A very moorish pear and maple tart that will satisfy even the sweetest of tooths
Maple, pear, walnut and blue cheese tart
A tasty pear and maple syrup tart with a difference
Ingredients
- 1 Butter
- 1 tbsp, plus an extra 1-2 tsp Olive oil
- 200g Rainbow chard stalks finely chopped and leaves roughly chopped
- 375g Pre-rolled shortcrust pastry
- 2 Pears Halved, cored and sliced
- 3 Large eggs
- Grating of nutmeg
- 150g Crème fraîche
- 75g Pure Canadian maple syrup
- 100ml Double cream
- 150g Vegetarian blue cheese
- 50g Walnut halves
Method
Step 1
Preheat the oven to 180°C/Gas Mark 4. Heat the butter and 1 tbsp oil in a heavy-based frying pan over a medium heat. Add the chard stalks and fry for 5-8 minutes until soft and starting to caramelise. Add the chard leaves and continue to cook until the leaves have wilted, then remove from the heat.
Step 2
Line a 20cm tart pan with the pastry and fill with baking beans. Toss the pear slices in 1-2 tsp oil and place on a baking sheet. Bake both in the oven for 15 minutes then remove from the oven. Remove the baking beans from the pastry case and continue to bake for a further 8-10 minutes until the bottom is golden and crisp.
Step 3
Meanwhile, lightly beat the eggs in a bowl.

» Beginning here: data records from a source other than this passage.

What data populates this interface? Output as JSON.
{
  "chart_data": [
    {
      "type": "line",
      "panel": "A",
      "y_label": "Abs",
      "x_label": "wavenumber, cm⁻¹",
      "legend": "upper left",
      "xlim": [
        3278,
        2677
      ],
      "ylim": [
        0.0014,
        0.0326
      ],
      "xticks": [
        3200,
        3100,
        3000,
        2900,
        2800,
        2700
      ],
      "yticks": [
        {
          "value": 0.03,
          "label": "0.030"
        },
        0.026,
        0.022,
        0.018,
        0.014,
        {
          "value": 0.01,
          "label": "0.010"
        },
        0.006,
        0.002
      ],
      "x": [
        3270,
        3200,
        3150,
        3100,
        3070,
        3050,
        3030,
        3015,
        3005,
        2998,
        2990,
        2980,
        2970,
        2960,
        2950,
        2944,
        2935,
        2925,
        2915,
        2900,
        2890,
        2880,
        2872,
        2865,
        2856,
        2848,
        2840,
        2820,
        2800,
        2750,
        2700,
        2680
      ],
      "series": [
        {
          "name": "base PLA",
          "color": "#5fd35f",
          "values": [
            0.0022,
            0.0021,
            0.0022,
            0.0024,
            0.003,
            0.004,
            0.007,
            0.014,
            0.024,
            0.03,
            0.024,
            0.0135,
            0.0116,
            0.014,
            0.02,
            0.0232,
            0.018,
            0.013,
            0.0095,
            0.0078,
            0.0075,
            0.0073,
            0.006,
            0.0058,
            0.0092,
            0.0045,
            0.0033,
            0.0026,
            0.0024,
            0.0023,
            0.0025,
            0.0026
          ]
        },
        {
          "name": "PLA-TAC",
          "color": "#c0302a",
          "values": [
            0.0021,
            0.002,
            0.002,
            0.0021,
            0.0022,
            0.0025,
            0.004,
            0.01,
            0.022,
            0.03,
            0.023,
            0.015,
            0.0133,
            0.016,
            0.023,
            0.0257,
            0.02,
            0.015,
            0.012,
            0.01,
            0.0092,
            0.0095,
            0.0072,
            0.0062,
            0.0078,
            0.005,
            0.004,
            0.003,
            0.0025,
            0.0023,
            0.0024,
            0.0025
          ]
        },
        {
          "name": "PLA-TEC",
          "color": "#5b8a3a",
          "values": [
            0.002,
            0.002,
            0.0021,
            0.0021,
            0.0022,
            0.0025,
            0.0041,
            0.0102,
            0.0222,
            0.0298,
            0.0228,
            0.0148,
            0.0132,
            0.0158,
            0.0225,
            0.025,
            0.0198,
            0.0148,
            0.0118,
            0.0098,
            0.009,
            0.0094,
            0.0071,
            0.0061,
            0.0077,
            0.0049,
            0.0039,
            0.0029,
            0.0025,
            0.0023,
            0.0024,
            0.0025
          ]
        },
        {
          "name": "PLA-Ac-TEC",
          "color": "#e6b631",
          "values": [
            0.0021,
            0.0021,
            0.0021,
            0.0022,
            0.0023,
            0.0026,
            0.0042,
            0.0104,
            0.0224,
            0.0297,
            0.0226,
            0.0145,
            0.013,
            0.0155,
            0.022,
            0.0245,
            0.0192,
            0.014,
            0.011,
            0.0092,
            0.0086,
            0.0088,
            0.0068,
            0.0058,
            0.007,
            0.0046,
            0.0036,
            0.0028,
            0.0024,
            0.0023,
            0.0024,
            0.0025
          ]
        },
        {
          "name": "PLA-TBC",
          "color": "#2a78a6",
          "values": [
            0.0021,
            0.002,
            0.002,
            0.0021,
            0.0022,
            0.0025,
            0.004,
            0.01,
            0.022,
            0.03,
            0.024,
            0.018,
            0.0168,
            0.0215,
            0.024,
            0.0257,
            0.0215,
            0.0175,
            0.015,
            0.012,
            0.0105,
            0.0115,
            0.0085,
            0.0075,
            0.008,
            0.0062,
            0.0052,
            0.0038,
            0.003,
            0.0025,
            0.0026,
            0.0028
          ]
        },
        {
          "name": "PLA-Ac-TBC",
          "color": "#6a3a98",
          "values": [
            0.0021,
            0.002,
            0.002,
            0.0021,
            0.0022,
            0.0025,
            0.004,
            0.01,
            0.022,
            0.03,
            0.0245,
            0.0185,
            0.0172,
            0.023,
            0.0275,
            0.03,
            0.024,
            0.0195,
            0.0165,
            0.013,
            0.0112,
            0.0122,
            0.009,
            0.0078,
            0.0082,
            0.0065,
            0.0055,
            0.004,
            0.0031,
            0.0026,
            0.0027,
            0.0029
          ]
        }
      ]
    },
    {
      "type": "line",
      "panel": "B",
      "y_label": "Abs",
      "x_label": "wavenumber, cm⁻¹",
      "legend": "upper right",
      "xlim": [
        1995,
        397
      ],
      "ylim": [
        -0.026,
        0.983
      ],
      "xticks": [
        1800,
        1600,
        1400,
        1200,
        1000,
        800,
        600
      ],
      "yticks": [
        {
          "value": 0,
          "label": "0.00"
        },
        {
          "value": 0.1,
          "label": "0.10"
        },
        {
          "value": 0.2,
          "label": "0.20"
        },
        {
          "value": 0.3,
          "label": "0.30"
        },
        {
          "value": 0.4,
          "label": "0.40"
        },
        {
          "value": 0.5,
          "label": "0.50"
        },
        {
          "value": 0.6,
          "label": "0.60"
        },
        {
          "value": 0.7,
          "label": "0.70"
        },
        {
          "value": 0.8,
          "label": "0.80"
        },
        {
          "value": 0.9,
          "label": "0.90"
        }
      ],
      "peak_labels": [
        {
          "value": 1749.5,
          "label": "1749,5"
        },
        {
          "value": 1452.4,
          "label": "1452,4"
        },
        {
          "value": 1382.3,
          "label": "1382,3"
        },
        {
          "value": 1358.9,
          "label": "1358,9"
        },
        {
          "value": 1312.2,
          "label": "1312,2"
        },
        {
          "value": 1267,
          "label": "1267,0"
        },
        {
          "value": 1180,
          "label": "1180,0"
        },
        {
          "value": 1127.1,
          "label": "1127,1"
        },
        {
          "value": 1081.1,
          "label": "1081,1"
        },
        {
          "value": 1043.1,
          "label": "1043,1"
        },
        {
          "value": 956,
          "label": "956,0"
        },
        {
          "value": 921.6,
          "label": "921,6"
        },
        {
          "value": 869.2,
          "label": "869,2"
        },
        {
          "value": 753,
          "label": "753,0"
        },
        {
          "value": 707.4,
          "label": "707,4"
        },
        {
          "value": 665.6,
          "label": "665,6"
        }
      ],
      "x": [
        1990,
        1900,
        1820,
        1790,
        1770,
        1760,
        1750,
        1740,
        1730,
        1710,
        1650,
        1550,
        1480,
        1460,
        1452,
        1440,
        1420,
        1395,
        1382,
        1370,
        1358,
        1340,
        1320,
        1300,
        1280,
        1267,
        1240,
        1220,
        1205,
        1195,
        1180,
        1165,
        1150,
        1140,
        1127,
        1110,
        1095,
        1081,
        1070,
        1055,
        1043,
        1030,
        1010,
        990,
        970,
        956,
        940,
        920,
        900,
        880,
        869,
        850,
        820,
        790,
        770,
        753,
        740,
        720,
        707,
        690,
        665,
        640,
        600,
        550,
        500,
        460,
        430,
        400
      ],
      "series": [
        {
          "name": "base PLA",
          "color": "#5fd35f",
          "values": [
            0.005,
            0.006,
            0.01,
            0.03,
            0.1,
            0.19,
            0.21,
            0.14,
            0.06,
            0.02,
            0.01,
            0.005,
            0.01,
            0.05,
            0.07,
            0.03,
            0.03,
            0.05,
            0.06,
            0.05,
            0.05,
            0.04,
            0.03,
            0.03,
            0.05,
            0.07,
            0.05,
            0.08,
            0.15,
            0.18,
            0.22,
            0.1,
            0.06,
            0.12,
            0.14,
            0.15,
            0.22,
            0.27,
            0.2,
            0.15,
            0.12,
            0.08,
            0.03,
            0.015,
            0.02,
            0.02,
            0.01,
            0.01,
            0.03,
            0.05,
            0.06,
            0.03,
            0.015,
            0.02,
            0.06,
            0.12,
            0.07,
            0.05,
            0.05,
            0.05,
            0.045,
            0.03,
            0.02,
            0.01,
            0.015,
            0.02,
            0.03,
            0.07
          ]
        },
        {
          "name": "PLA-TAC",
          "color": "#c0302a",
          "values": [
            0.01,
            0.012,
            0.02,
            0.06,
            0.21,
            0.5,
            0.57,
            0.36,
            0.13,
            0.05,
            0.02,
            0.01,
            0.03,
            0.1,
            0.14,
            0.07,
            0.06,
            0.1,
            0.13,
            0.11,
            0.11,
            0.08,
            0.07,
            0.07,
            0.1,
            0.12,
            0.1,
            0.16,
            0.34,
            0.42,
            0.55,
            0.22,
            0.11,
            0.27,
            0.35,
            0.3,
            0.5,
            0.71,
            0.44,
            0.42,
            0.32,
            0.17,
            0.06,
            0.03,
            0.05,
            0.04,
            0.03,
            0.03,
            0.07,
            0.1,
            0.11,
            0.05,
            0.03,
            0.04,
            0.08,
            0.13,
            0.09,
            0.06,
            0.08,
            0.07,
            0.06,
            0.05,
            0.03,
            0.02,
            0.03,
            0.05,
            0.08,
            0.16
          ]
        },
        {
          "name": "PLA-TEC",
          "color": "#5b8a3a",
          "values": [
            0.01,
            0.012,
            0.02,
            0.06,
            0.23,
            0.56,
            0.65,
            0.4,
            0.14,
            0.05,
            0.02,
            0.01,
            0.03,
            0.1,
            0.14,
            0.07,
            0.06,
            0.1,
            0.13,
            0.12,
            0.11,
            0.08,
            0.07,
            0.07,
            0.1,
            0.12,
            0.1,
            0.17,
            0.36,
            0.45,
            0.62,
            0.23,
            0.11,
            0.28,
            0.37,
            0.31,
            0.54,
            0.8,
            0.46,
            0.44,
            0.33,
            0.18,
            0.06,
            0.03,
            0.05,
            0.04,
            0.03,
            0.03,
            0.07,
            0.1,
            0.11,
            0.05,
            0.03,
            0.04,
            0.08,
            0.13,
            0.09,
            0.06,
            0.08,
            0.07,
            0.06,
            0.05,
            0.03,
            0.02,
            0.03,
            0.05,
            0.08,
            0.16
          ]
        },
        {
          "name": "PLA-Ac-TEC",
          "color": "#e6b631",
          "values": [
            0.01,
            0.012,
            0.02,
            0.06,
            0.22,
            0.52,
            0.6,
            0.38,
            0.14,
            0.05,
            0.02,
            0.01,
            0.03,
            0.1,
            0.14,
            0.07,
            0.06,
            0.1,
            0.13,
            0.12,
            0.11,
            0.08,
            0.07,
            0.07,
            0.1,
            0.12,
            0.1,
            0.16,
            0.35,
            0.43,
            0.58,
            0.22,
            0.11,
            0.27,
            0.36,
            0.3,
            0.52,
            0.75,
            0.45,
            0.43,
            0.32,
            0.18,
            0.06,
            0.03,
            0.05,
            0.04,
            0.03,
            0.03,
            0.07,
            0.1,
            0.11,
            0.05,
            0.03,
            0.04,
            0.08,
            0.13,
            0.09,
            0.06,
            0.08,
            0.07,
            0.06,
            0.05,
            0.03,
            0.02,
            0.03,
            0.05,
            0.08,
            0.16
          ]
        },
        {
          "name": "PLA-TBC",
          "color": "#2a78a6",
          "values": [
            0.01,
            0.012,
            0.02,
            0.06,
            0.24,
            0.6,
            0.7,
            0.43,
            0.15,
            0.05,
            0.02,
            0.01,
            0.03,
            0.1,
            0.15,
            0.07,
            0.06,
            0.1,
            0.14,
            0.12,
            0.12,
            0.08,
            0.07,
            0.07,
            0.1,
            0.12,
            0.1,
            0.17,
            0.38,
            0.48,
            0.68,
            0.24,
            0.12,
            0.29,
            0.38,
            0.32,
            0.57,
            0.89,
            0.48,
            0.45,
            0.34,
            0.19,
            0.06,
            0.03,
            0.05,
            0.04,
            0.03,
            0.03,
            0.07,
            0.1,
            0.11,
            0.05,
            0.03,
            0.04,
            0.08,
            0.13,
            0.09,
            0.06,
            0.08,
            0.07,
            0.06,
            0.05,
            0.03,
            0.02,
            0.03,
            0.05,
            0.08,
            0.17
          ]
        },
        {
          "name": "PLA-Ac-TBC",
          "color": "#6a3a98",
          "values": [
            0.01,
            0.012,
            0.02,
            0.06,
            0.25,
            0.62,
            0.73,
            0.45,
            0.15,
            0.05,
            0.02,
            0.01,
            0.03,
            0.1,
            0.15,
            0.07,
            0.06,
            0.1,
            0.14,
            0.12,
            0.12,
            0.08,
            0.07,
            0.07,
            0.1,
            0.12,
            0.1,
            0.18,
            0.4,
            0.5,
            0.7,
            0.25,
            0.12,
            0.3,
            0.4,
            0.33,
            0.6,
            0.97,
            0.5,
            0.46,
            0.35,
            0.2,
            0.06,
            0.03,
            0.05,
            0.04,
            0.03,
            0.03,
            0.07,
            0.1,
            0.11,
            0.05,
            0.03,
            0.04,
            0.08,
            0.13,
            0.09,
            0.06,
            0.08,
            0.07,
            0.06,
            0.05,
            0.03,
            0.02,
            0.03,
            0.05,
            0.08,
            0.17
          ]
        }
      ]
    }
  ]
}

Season with nutmeg and whisk in the crème fraîche, maple syrup and double cream. Stir in the cheese then pour half the custard mixture into the tart case.
Step 4
Add half the chard and the rest of the custard and the remaining chard. Top with the roasted pear slices and the walnuts and bake for 28-30 minutes, or until golden and cooked through.
Step 5
Leave to cool for 20 minutes, then slice and serve.